Customers with similar MRR or ARR often behave similarly.  An intuitive example is, your bigger Customers with higher ARR tend to have lower logo (Customer) churn than your Customers with lower ARR.  Start by segmenting based on MRR or ARR bands. Example: 

  • Tier 1 – Customers with MRR between 0 and 10,000, 

  • Tier 2 –  Customers with MRR between 10,000 and 20,000

  • And so on.

Now, group your customers by the Products (or group of products) they’ve purchased from you. This will probably be a similar grouping to the above, but it is an important check in B2B SaaS where sales negotiation frequently means customers with the same products are paying different amounts.  Group by product to discover if it is more relevant. As an example, your largest customer and your smallest customer might have purchased the same product for the same reasons and behave very similarly regardless of their financial relationship with you.  

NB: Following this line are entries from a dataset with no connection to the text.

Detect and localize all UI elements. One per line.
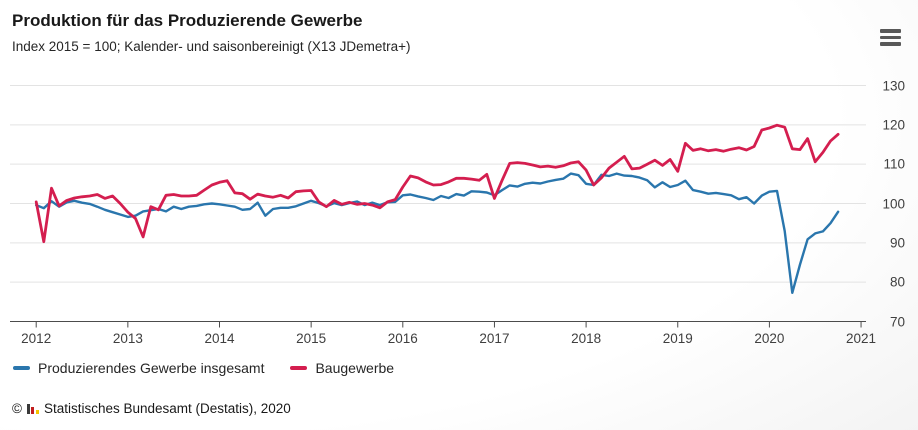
legend-item-label: Baugewerbe: [315, 360, 395, 376]
x-axis-tick-label: 2020: [754, 331, 785, 346]
y-axis-tick-label: 90: [889, 235, 905, 251]
series-line-produzierendes-gewerbe[interactable]: [35, 172, 840, 294]
x-axis-tick-label: 2019: [662, 331, 693, 346]
y-axis-tick-label: 70: [889, 314, 905, 329]
legend: Produzierendes Gewerbe insgesamt Baugewer…: [13, 360, 394, 376]
x-axis-tick-label: 2015: [296, 331, 327, 346]
legend-item[interactable]: Produzierendes Gewerbe insgesamt: [13, 360, 264, 376]
y-axis-tick-label: 80: [889, 274, 905, 290]
y-axis-tick-label: 100: [882, 196, 905, 211]
destatis-bars-icon: [26, 403, 39, 414]
x-axis-tick-label: 2016: [387, 331, 418, 346]
legend-item[interactable]: Baugewerbe: [290, 360, 394, 376]
y-axis-tick-label: 130: [882, 78, 905, 94]
legend-item-label: Produzierendes Gewerbe insgesamt: [38, 360, 265, 376]
y-axis-tick-label: 110: [883, 156, 905, 172]
series-line-baugewerbe[interactable]: [34, 123, 840, 244]
source-text: Statistisches Bundesamt (Destatis), 2020: [43, 401, 291, 416]
chart-title: Produktion für das Produzierende Gewerbe: [12, 11, 363, 30]
x-axis-tick-label: 2018: [571, 331, 602, 346]
copyright-symbol: ©: [12, 401, 22, 416]
hamburger-icon: [880, 29, 901, 33]
chart-subtitle: Index 2015 = 100; Kalender- und saisonbe…: [12, 39, 411, 54]
x-axis-tick-label: 2021: [846, 331, 877, 346]
legend-line-marker-icon: [13, 366, 30, 370]
source-credit: © Statistisches Bundesamt (Destatis), 20…: [12, 401, 291, 416]
x-axis-tick-label: 2013: [112, 331, 143, 346]
x-axis-tick-label: 2017: [479, 331, 510, 346]
x-axis-tick-label: 2012: [21, 331, 52, 346]
chart-context-menu-button[interactable]: [880, 29, 901, 46]
legend-line-marker-icon: [290, 366, 308, 370]
x-axis-tick-label: 2014: [204, 331, 235, 346]
y-axis-tick-label: 120: [882, 117, 905, 133]
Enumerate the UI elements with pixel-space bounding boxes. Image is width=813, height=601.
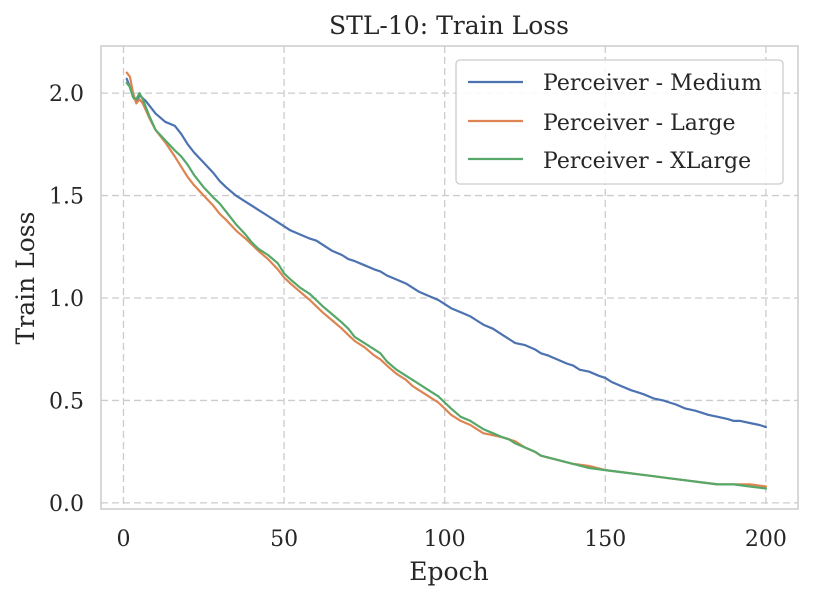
plot-frame xyxy=(100,45,799,510)
x-tick-label: 100 xyxy=(424,527,466,552)
y-tick-label: 1.5 xyxy=(49,185,84,210)
y-tick-label: 0.5 xyxy=(49,389,84,414)
y-tick-label: 2.0 xyxy=(49,82,84,107)
tick-labels: 0 50 100 150 200 0.0 0.5 1.0 1.5 2.0 xyxy=(49,82,787,552)
chart-title: STL-10: Train Loss xyxy=(329,11,569,40)
series-lines xyxy=(125,71,768,490)
x-tick-label: 50 xyxy=(270,527,298,552)
y-tick-label: 1.0 xyxy=(49,287,84,312)
legend: Perceiver - Medium Perceiver - Large Per… xyxy=(455,59,784,185)
y-tick-label: 0.0 xyxy=(49,492,84,517)
y-axis-label: Train Loss xyxy=(11,212,40,345)
x-tick-label: 0 xyxy=(116,527,130,552)
x-tick-label: 150 xyxy=(584,527,626,552)
x-axis-label: Epoch xyxy=(409,557,488,586)
series-line-medium xyxy=(125,77,768,429)
x-tick-label: 200 xyxy=(745,527,787,552)
legend-label-xlarge: Perceiver - XLarge xyxy=(543,149,751,174)
legend-label-medium: Perceiver - Medium xyxy=(543,71,762,96)
series-line-xlarge xyxy=(125,81,768,490)
legend-label-large: Perceiver - Large xyxy=(543,111,735,136)
legend-box xyxy=(455,59,784,185)
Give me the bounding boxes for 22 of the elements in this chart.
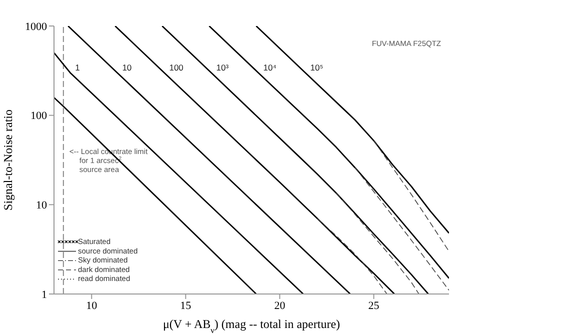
x-tick-label: 20 bbox=[274, 300, 286, 312]
series-label: 100 bbox=[169, 62, 184, 73]
line-series bbox=[373, 140, 449, 252]
line-series bbox=[256, 26, 449, 234]
x-axis-title: μ(V + AB$_{ν}$) (mag -- total in aperture) bbox=[162, 317, 340, 334]
y-tick-label: 1000 bbox=[25, 20, 48, 33]
y-tick-label: 1 bbox=[42, 288, 47, 301]
y-tick-label: 10 bbox=[36, 200, 48, 212]
line-series bbox=[336, 192, 420, 294]
x-tick-label: 10 bbox=[86, 300, 98, 312]
series-label: 1 bbox=[75, 62, 80, 73]
y-axis-title: Signal-to-Noise ratio bbox=[1, 110, 15, 210]
series-label: 10 bbox=[122, 62, 132, 73]
series-label: 10³ bbox=[216, 62, 229, 73]
line-series bbox=[354, 167, 449, 291]
series-label: 10⁴ bbox=[263, 62, 277, 73]
x-tick-label: 15 bbox=[180, 300, 192, 312]
x-tick-label: 25 bbox=[368, 300, 380, 312]
y-tick-label: 100 bbox=[30, 110, 48, 122]
line-series bbox=[316, 218, 388, 294]
line-series bbox=[208, 26, 449, 279]
series-label: 10⁵ bbox=[310, 62, 324, 73]
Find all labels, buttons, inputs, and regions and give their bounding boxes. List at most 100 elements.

Now, group your customers by the average selling price they charge their customers. Similarly priced products frequently produce similar operational behavior even in companies that serve completely different industries or markets.

Geographic/Demographic Similarities

Now group your customers along Geographic / Demographic lines.  Customers in similar geographies or serving the same industries are often driven by market/industry forces to behave similarly.  

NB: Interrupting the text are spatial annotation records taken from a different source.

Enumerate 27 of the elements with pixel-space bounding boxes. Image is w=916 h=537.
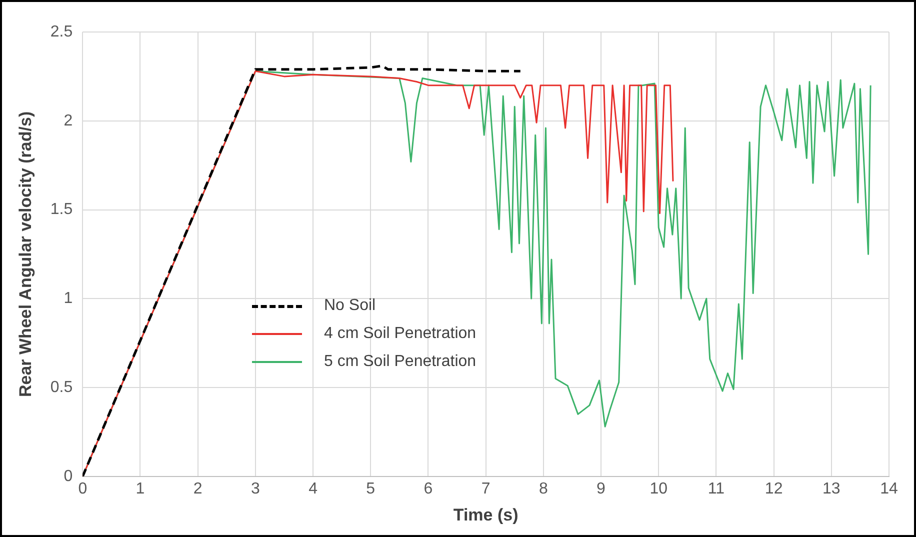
legend-label: No Soil bbox=[324, 297, 376, 315]
y-tick-label: 0.5 bbox=[50, 378, 73, 396]
legend-label: 5 cm Soil Penetration bbox=[324, 353, 476, 371]
x-axis-title: Time (s) bbox=[453, 505, 518, 524]
legend-label: 4 cm Soil Penetration bbox=[324, 325, 476, 343]
line-series bbox=[82, 64, 522, 476]
x-tick-label: 8 bbox=[538, 480, 548, 498]
x-tick-label: 10 bbox=[650, 480, 668, 498]
x-tick-label: 4 bbox=[308, 480, 318, 498]
y-tick-label: 2.5 bbox=[50, 23, 73, 40]
x-tick-label: 3 bbox=[250, 480, 260, 498]
x-tick-label: 6 bbox=[424, 480, 433, 498]
x-tick-label: 11 bbox=[708, 480, 725, 498]
y-tick-label: 1.5 bbox=[50, 201, 73, 218]
x-tick-label: 0 bbox=[78, 480, 88, 498]
y-tick-label: 0 bbox=[64, 468, 73, 485]
x-tick-label: 7 bbox=[481, 480, 490, 498]
y-tick-label: 1 bbox=[64, 290, 73, 308]
x-tick-label: 2 bbox=[193, 480, 202, 498]
x-tick-label: 5 bbox=[366, 480, 376, 498]
x-tick-label: 14 bbox=[880, 480, 898, 498]
x-tick-label: 13 bbox=[822, 480, 840, 498]
y-axis-title: Rear Wheel Angular velocity (rad/s) bbox=[16, 111, 35, 398]
x-tick-label: 12 bbox=[764, 480, 783, 498]
x-tick-label: 9 bbox=[596, 480, 606, 498]
y-tick-label: 2 bbox=[64, 112, 73, 130]
x-tick-label: 1 bbox=[136, 480, 145, 498]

Your Customers’ Evolutionary Similarities

 As they evolve, your customers likely have a common series of hurdles they need to clear that will often drive similar behavior.  An example from the B2B SaaS world is raising and deploying funding. Companies that have just raised a Series A round tend to have very similar behavior even if the markets they serve have nothing in common.   The same is true for Series B, C, D, and beyond. Generally speaking, they’ve raised the money to grow, so they frequently deploy their new capital and behave similar ways. 

Your Own Evolutionary Similarities

 As your business evolves, it will invariably have phases, both good and bad.  An example we’ve heard a few times:  “We had a time where our implementation process wasn’t as good as it could have been. Many of the customers we signed up during that phase churned out.”  There’s your Churn profile! More important than their Financial/Demographic/Geographic attributes is the phase in your company’s evolution during which they became a customer.  This is very common in fast-growing businesses.    

Important Notes

Remember, the category labels or dollar values outlined above are not the important thing here.  What matters is capturing similar behavior. The Tier 2 MRR band above might be more appropriate as “MRR between 10,000 and 100,000” because, in your business, your 10k customers and your 100k customers churn at similar rates.  

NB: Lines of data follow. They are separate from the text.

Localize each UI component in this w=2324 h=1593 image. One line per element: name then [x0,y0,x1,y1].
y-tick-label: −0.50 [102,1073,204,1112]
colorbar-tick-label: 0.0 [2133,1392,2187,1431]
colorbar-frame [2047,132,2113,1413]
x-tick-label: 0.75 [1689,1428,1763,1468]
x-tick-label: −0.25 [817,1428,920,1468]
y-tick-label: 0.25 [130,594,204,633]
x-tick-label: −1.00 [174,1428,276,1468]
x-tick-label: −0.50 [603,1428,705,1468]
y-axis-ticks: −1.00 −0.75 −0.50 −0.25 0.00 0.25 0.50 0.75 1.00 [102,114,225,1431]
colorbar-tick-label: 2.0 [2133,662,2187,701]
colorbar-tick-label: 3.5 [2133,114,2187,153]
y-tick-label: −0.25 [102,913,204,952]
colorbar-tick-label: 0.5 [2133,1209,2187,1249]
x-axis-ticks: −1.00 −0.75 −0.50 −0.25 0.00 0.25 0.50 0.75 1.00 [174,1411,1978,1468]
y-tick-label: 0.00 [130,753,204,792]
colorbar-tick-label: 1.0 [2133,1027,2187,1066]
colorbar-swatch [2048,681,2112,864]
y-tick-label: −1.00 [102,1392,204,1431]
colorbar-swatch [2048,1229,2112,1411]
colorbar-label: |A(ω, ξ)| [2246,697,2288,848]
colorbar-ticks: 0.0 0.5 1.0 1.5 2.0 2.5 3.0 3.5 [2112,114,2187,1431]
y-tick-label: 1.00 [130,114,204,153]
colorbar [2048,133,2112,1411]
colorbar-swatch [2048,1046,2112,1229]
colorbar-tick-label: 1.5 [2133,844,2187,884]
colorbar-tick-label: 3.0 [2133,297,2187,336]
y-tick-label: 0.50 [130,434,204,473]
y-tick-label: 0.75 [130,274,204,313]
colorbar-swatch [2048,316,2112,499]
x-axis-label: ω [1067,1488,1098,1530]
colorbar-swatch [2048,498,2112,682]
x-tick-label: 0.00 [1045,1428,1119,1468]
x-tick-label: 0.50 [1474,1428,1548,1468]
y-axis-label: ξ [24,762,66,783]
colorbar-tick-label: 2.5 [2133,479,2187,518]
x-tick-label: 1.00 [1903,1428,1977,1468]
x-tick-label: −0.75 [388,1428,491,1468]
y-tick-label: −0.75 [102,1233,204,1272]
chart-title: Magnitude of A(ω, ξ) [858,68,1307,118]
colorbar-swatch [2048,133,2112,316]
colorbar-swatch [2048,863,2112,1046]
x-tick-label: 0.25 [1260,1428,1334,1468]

But, if so, that should be a sign you need to investigate further.  All else equal, your 10k MRR customers and your 100k MRR customers should behave differently.  They are likely different businesses at different scales with very different levels of operational maturity.  If they churn at similar rates, then they almost surely have a characteristic more powerful than MRR in common, so keep digging.  


As an example, maybe they both serve the same industry/market; it is in decline, and all of the players in that market are cutting costs.  In this case, their demographics/industries-served category is the most important part of their churn profile. You don’t want to treat them the same as your customers that serve robust, growing markets just because they have the same MRR.  This is a contrived example, but it is NOT an unrealistic one, and this kind of investigation leads to true operational insight.  

An example we have observed many times over the years: Company A has overall annual Logo (Customer) churn of 17%. On the surface, that is a number that would spook most investors/acquirers. Company A then does the work to create their Churn Profiles and discovers that only 1 segment (e.g. their Entry-Level product) is churning at a high rate, their other Profiles are a much more comfortable 3-5% or so.  Now, they are empowered to have a productive, detailed conversation with their potential investors/acquirers.